We became self-aware because ignorance stopped working. Emotionally literate because pretending not to feel things started costing too much. Sarcastic because humor made the weight bearable. Tired because none of this was ever meant to be sustainable.


And somewhere along the way, people started talking about Gen Z like they’re a problem.

Too sensitive. Too demanding. Too unwilling to put up with bullshit.

Every time I hear that, I think… good.


Because if I’m being honest, I don’t want the next generation to carry what we carried. I don’t want them to think burnout is a requirement. I don’t want them to believe that being miserable is the price of being taken seriously. I don’t want them to confuse loyalty with self-erasure the way so many of us did.


When I look at Gen Z, I don’t see a generation that’s lost. I see one that was paying attention.

They watched us work ourselves sick. They watched us stay quiet longer than we should have. They watched us untangle our lives in therapy, in late-night conversations, in memes that were half joke and half confession. And instead of calling that normal, they asked why.


Why should work cost me my mental health?

Why should respect be earned through suffering?

Why should I stay somewhere that treats me like I’m replaceable?

That’s not entitlement. That’s pattern recognition.


Millennials cracked things open. We named the problems instead of internalizing them. We normalized talking about anxiety, trauma, and boundaries even when it made people uncomfortable. We stopped pretending the systems worked and started admitting they were broken.
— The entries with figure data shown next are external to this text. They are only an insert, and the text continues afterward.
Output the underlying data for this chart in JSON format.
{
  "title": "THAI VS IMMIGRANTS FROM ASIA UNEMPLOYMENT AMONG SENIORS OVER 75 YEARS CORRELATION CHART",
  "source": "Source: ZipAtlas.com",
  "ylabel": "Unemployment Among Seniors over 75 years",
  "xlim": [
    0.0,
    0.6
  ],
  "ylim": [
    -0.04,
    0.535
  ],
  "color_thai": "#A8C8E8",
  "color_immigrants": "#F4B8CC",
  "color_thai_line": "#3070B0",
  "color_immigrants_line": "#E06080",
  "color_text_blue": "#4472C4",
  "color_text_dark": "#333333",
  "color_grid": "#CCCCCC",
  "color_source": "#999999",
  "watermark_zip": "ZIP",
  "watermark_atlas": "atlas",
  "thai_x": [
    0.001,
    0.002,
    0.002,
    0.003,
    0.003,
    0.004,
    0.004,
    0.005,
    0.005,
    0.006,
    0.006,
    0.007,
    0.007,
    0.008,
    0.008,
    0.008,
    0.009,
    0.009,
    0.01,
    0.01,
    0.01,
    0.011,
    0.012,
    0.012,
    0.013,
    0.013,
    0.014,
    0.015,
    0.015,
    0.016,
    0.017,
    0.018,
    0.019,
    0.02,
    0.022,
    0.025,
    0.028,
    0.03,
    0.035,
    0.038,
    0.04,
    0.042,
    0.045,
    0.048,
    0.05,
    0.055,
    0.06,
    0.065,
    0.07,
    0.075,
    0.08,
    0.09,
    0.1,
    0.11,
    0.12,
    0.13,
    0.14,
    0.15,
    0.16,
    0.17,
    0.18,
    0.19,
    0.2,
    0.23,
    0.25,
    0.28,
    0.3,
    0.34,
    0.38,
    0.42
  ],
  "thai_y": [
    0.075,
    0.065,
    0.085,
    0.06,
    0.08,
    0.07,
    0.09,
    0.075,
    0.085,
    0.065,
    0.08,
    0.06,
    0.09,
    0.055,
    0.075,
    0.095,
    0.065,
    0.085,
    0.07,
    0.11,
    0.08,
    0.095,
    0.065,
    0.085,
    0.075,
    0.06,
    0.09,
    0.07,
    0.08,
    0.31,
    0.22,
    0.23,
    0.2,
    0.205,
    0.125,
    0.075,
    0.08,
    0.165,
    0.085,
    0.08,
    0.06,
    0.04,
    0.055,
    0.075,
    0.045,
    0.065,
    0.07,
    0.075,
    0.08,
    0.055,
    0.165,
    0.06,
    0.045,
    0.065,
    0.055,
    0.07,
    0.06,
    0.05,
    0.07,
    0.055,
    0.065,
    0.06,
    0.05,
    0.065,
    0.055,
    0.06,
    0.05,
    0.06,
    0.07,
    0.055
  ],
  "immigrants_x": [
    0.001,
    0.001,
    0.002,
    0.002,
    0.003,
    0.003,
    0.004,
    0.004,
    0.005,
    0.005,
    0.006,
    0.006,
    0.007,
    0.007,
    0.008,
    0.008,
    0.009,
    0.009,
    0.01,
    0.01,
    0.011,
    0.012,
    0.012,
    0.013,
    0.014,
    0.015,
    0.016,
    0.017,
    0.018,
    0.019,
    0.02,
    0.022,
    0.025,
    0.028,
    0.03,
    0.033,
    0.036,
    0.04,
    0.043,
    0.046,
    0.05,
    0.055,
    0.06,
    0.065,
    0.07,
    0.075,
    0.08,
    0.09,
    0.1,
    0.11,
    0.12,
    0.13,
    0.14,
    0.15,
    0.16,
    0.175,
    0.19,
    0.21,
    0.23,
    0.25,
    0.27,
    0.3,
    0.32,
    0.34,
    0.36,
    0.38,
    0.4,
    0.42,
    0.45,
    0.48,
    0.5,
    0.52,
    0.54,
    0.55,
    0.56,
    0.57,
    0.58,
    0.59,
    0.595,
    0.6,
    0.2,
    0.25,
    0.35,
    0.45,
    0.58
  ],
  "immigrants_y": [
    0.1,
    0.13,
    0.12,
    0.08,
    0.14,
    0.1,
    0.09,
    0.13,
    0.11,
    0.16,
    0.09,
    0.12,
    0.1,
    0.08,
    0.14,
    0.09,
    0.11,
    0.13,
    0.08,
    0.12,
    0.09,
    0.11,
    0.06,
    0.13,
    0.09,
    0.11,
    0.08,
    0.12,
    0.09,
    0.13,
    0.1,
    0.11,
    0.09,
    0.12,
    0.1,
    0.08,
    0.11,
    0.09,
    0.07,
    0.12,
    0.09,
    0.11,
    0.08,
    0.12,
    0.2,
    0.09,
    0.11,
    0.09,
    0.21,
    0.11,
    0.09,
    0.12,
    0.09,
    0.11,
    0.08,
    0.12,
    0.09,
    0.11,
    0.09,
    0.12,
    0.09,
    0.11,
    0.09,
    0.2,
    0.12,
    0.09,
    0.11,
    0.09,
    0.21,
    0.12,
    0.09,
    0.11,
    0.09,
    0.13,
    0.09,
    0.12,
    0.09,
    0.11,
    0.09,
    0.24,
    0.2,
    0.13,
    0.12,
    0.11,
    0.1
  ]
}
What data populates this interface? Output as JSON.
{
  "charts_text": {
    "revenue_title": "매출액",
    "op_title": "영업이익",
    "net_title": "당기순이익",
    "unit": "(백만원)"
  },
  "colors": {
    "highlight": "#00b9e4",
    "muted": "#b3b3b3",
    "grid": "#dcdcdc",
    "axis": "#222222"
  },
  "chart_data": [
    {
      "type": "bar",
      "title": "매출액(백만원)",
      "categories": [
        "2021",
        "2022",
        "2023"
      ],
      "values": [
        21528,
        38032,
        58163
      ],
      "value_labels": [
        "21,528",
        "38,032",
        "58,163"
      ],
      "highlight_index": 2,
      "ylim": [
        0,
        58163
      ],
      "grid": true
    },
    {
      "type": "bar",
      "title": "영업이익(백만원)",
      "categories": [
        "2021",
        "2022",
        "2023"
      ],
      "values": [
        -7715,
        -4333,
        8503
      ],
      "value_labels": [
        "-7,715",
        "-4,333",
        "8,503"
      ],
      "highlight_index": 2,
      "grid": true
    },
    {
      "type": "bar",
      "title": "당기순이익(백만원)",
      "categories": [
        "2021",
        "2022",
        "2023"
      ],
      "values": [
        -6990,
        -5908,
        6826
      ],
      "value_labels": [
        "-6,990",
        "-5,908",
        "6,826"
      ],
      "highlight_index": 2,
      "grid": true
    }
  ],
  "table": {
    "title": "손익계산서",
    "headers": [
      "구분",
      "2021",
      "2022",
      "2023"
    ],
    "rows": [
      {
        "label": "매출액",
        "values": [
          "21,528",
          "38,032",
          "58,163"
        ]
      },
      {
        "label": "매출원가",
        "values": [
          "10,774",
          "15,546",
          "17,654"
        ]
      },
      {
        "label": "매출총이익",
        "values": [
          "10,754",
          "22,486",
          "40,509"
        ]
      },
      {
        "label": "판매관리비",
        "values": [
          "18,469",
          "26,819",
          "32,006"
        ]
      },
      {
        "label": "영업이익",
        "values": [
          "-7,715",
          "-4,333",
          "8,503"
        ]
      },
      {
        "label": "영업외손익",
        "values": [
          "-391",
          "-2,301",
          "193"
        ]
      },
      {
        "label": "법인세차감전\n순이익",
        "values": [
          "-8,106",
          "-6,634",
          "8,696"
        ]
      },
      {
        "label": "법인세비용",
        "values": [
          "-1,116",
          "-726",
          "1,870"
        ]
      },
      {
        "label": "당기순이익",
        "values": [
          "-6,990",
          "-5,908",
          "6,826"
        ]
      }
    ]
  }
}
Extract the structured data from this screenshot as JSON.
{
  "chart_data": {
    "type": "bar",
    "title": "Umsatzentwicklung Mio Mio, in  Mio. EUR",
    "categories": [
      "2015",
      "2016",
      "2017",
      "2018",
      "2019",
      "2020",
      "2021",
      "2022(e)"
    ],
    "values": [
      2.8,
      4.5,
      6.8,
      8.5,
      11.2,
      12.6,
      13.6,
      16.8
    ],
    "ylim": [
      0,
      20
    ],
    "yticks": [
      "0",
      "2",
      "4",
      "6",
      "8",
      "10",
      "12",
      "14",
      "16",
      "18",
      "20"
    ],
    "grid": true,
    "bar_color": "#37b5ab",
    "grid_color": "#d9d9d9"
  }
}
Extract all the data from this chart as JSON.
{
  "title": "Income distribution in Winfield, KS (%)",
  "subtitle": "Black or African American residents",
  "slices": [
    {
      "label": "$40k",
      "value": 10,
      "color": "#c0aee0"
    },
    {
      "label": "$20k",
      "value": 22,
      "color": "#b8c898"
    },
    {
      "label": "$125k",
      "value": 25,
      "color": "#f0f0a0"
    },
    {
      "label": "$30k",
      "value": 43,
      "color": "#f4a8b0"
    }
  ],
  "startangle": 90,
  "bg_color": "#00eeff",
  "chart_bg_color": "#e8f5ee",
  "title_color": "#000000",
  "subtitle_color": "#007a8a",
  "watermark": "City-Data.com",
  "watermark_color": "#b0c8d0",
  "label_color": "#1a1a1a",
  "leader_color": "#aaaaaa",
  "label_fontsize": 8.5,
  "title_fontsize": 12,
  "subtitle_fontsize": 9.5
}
And yeah, we took some hits for that. We got labeled lazy, dramatic, entitled. We got told we were killing industries just by refusing to participate the same way our parents did. We got blamed for not thriving in structures that were already collapsing.

But maybe we weren’t meant to keep them alive.

Maybe our role was to question them loudly enough that the next generation wouldn’t feel crazy for refusing them.

I don’t think we were meant to arrive at some perfectly stable version of adulthood. I think we were meant to loosen the grip of what adulthood was supposed to look like. To make it less rigid. Less punishing. Less one-size-fits-all.


The path we’re paving isn’t smooth. A lot of us are still figuring things out in real time. Still grieving versions of life we were promised. Still learning how to rest without feeling like we’re doing something wrong.


But it’s a path with space.

Space to opt out.

Space to say no.

Space to live differently without constantly justifying it.


That space is what Gen Z is running into. And honestly, I’m glad they’re moving faster than we did. I’m glad they’re less patient with bullshit. I’m glad they’re choosing themselves earlier.

As for Gen Alpha… I don’t know. They’re a little feral and the jury’s still out. That’s a conversation for another night.



If you’re a millennial reading this and feeling behind, exhausted, or quietly proud in a way you don’t really talk about, I hope you hear this part clearly:


You didn’t fail.

You didn’t miss the mark.

You weren’t too slow.


You lived through a shifting world and adapted anyway. You questioned things that needed questioning. You softened what was hard and named what was broken. You made it possible for the next generation to move lighter, with fewer illusions and more choice.


We weren’t meant to finish the world.

We were meant to make room.

And if that’s all we do, I think that’s enough.



if nothing else, i’m learning that unfinished doesn’t mean wasted.